The appellate court stated that Pye's actions -- asking for a stay, writing a letter to the heirs without the probate court's knowledge, violating the stay for those heirs who agreed to pay an additional fee, and initiating an appeal -- showed that he placed his interest in obtaining a larger fee before the heirs' best interests. The court opined that it would be reaching a different result if Pye had simply sought a stay and then appealed, or if he had paid the lesser (undisputed) amount to all the heirs and held the remainder in escrow pending resolution of his claim.
The court stated that while a personal representative has a right to reasonable compensation for his services, that right does not supersede the best interests of the heirs and, as recited in Section 170 of the Restatement of Trusts, the personal representative "is in a fiduciary relation to the [heirs] and as to matters within the scope of the relation he is under a duty not to profit at the expense of the [heirs]."
The court therefore held that Pye took advantage of the stay and the appellate process to further his own interest in obtaining a larger fee and, accordingly, the side agreement was invalid because Pye breached his fiduciary duty to the heirs.
Although the Washington appellate court states (in what is essentially dicta) that parties are free to make their own fee arrangements and that a less coercive approach by attorney Pye would not have breached his duty to the heirs, practitioners should also heed their jurisdiction's ethical rules.
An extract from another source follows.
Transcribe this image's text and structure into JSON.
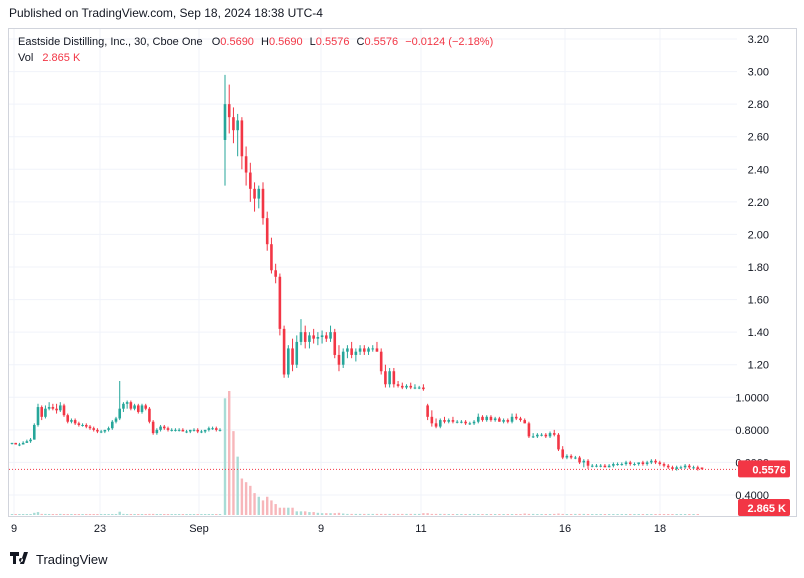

The issue is the reasonableness of the fee. Most, if not all, state ethics rules forbid a lawyer from charging unreasonable fees. At least one sitting judge/commentator has advanced the theory that once a court has determined the fee of a lawyer, that fee is the upper limit of the "reasonable" fee. Charge any more, even if by prior agreement with the client, and you have breached the ethical rule relating to fees. (See Hon. Jeffrey A. Malak, "Fee Simple: Attorneys' Fees in Probate Estates," 17 CBA Rec. 31 (May 2005).
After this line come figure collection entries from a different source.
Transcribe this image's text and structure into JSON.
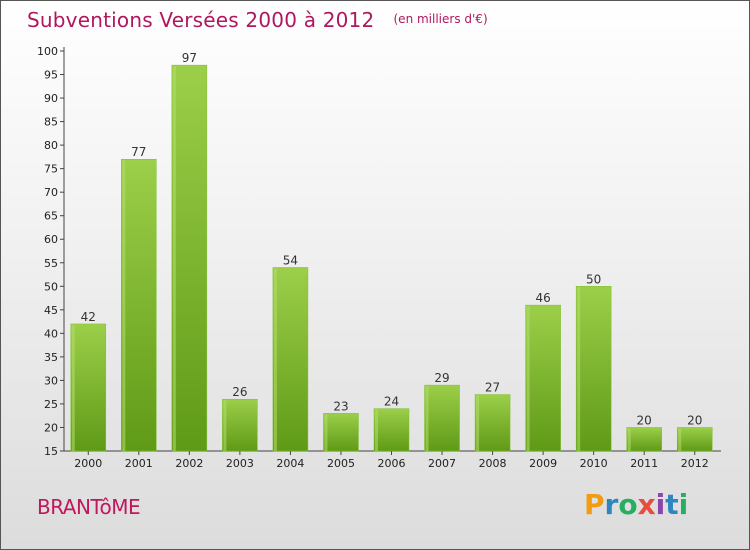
{
  "chart_data": {
    "type": "bar",
    "title": "Subventions Versées 2000 à 2012",
    "subtitle": "(en milliers d'€)",
    "categories": [
      "2000",
      "2001",
      "2002",
      "2003",
      "2004",
      "2005",
      "2006",
      "2007",
      "2008",
      "2009",
      "2010",
      "2011",
      "2012"
    ],
    "values": [
      42,
      77,
      97,
      26,
      54,
      23,
      24,
      29,
      27,
      46,
      50,
      20,
      20
    ],
    "ylim": [
      15,
      100
    ],
    "yticks": [
      15,
      20,
      25,
      30,
      35,
      40,
      45,
      50,
      55,
      60,
      65,
      70,
      75,
      80,
      85,
      90,
      95,
      100
    ],
    "grid": false,
    "bar_color": "#77b82a"
  },
  "place": "BRANTôME",
  "logo": {
    "text": "Proxiti",
    "letters": [
      {
        "char": "P",
        "color": "#f39c12"
      },
      {
        "char": "r",
        "color": "#2e86c1"
      },
      {
        "char": "o",
        "color": "#27ae60"
      },
      {
        "char": "x",
        "color": "#e74c3c"
      },
      {
        "char": "i",
        "color": "#8e44ad"
      },
      {
        "char": "t",
        "color": "#2e86c1"
      },
      {
        "char": "i",
        "color": "#27ae60"
      }
    ]
  }
}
In jurisdictions where courts (often guardianship courts) set limits on the hourly fee they will approve, the ethical rule concern, to the extent the logic is correct, will often have the effect of precluding large firm representation with its usually higher hourly rates. This would not seem fair to the consumer who sees value in the larger firm representation and is willing to pay the difference between the amount the court will allow to be paid from the estate or trust and what the lawyer charges.
For the appellate opinion, see In re Estate of Green, No. 99-PR-239 (D.C. Cir. April 14, 2000), aff'd, No. 03-P3-246 (D.C. December 21, 2006).